Employment rate surged to 71.1 percent
Employment increased by 79,000 people from a year ago and the labour force increased by 70,000 people y-o-y. The number of unemployed decreased by 9,000 people y-o-y in February. The seasonally-adjusted employment rate has increased rapidly from February 2017, by 2.1 percentage points, and stood at 71.1 percent in February 2018. The seasonally-adjusted unemployment rate among young people (aged 15-24) decreased by 1.9 percentage points compared to last year, to 18.3 percent.
Employment expectations are high
The Finnish labour market is continuing on a slowly improving trend. Employment is growing rapidly from the year-ago levels and the employment rate is surging.
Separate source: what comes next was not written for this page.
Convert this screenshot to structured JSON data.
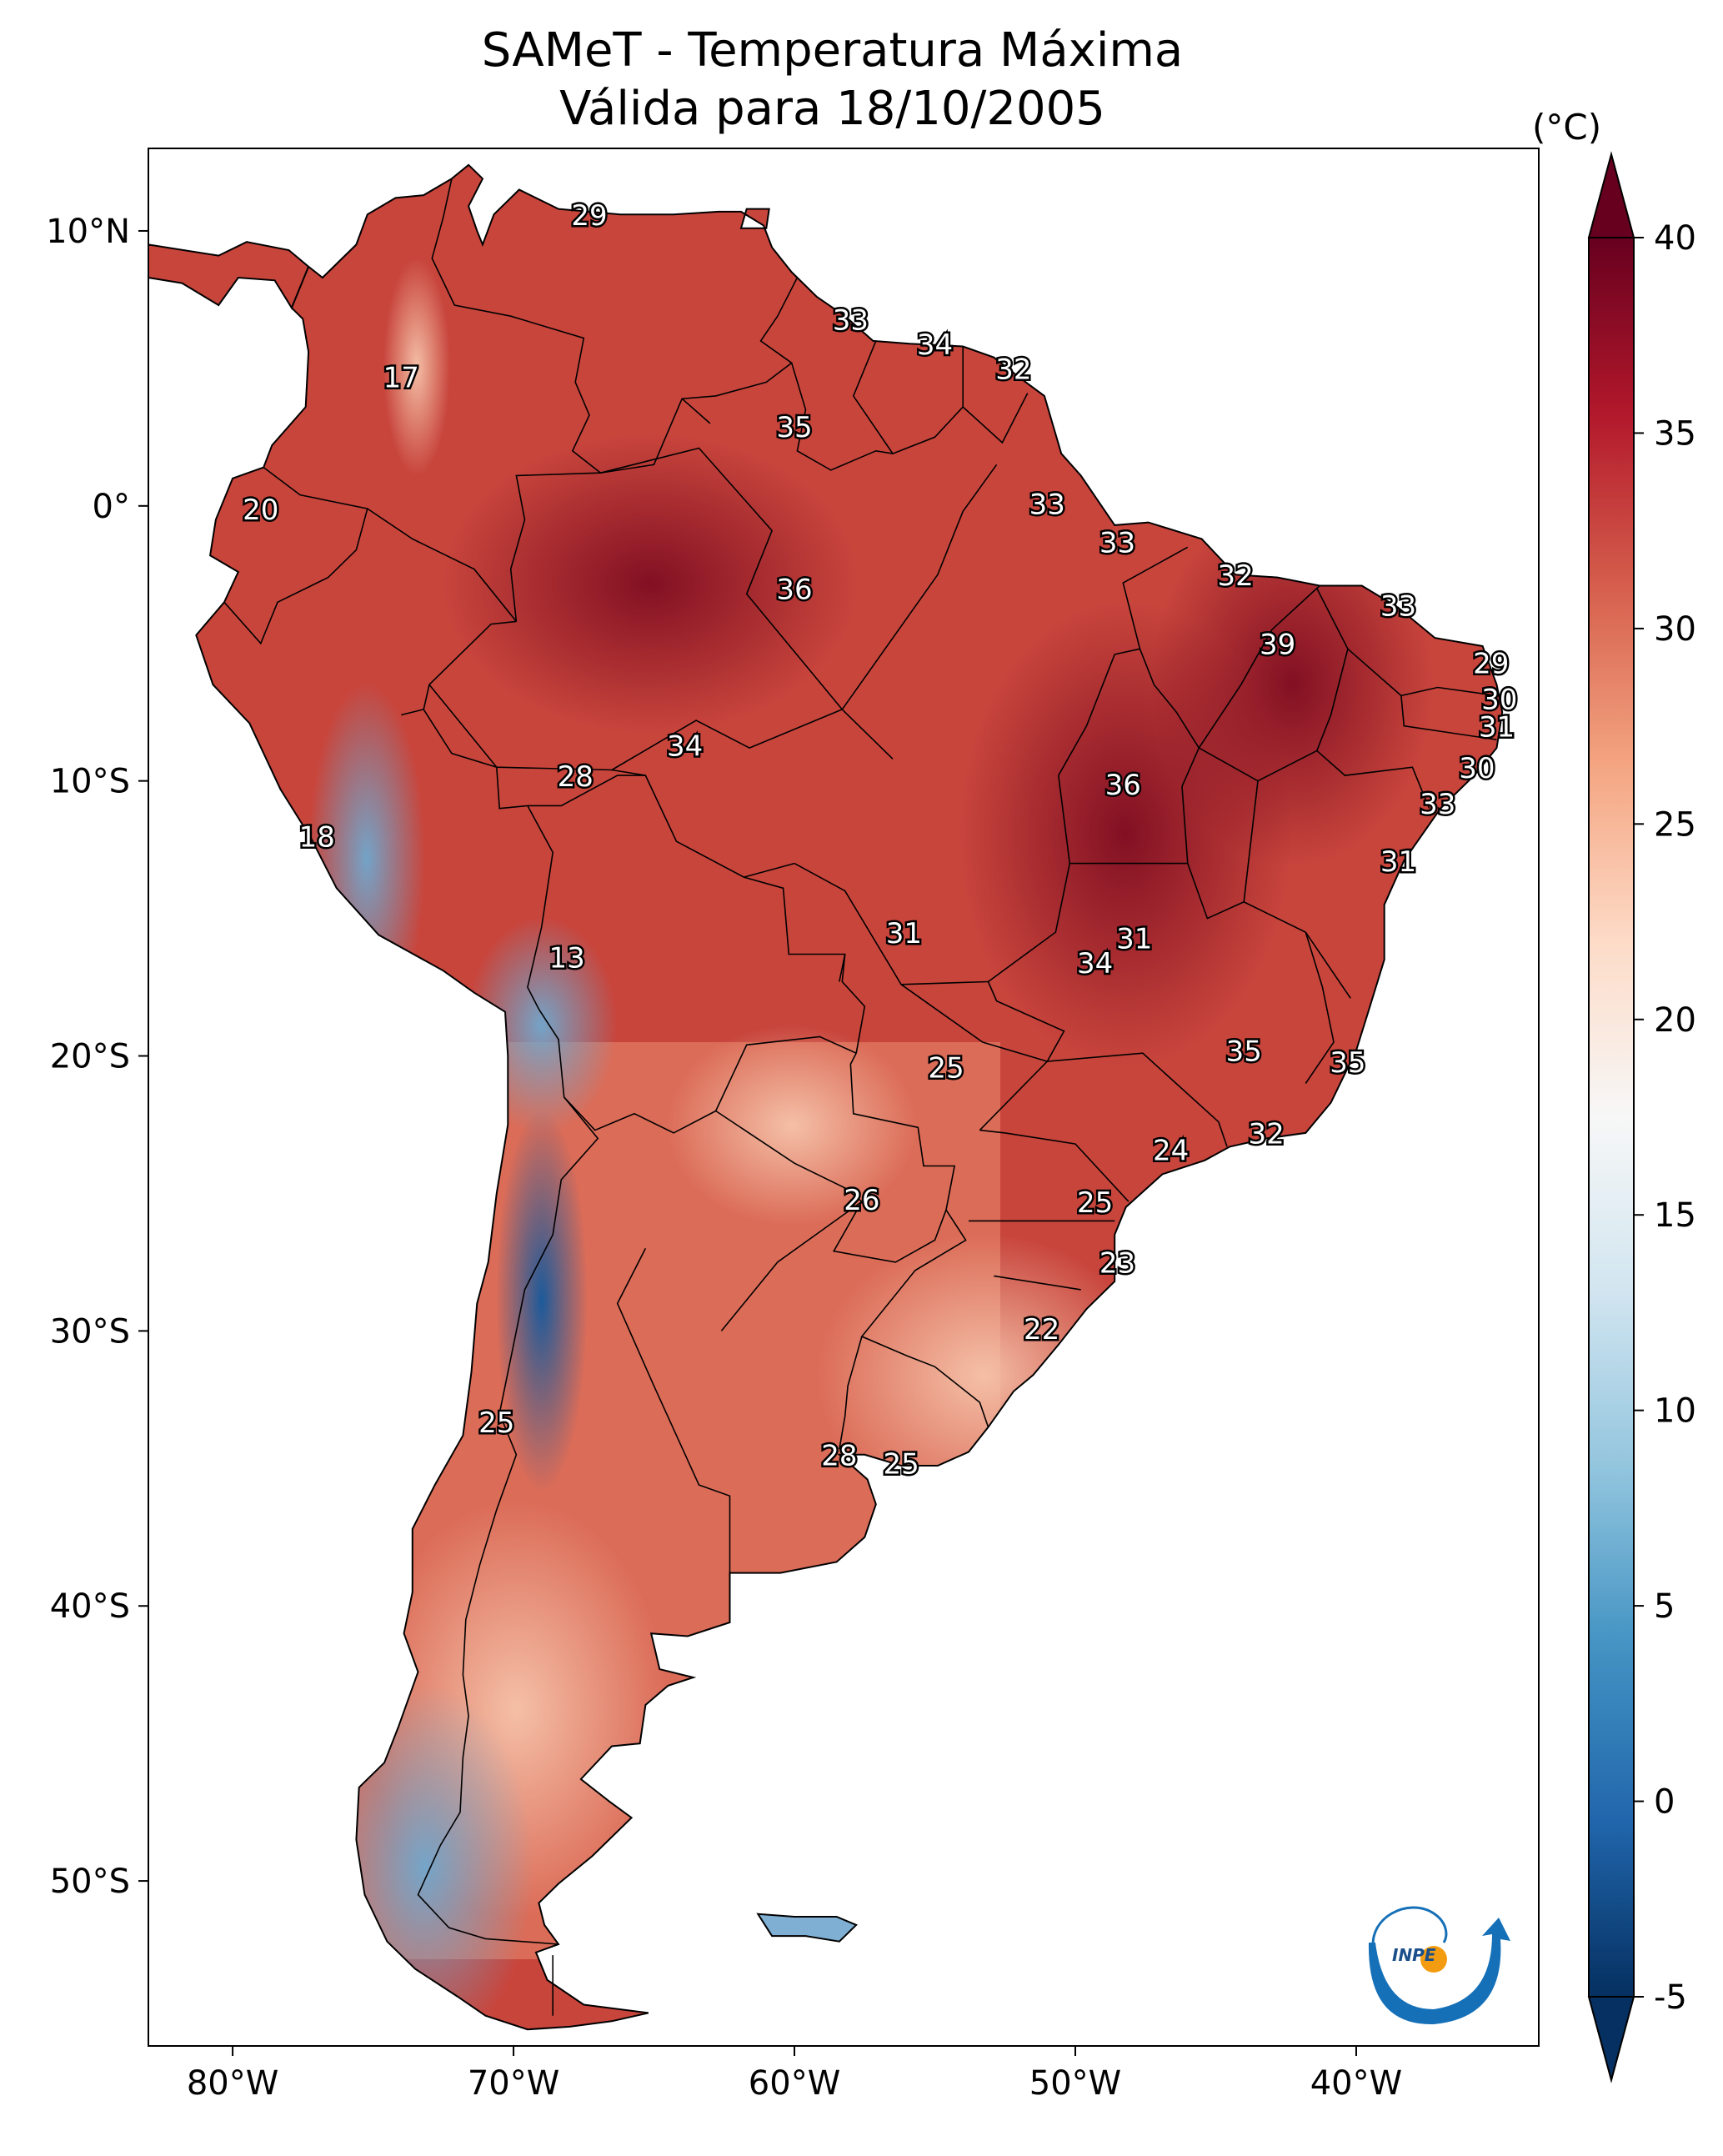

February's reading of 71.1 percent for the employment rate is the highest in the history of current statistics, first published in 2006. The previous high of 71.0 was recorded in June 2008, just before the financial crisis hit the Finnish economy. Despite the growing employment, the seasonally-adjusted unemployment rate has only decreased moderately. This is due to continued expansion in the labour force as lots of people are returning to the labour market. The positive employment trend is likely to continue. The Finnish economy is expected to grow briskly this year and there is a need for new employees in many sectors. Company surveys reveal that employment expectations are very high in industrial, construction and retail trade sectors. In addition, the Finnish government's measures to promote employment are having an impact and the government’s employment target of 72 percent by April 2019 looks achievable.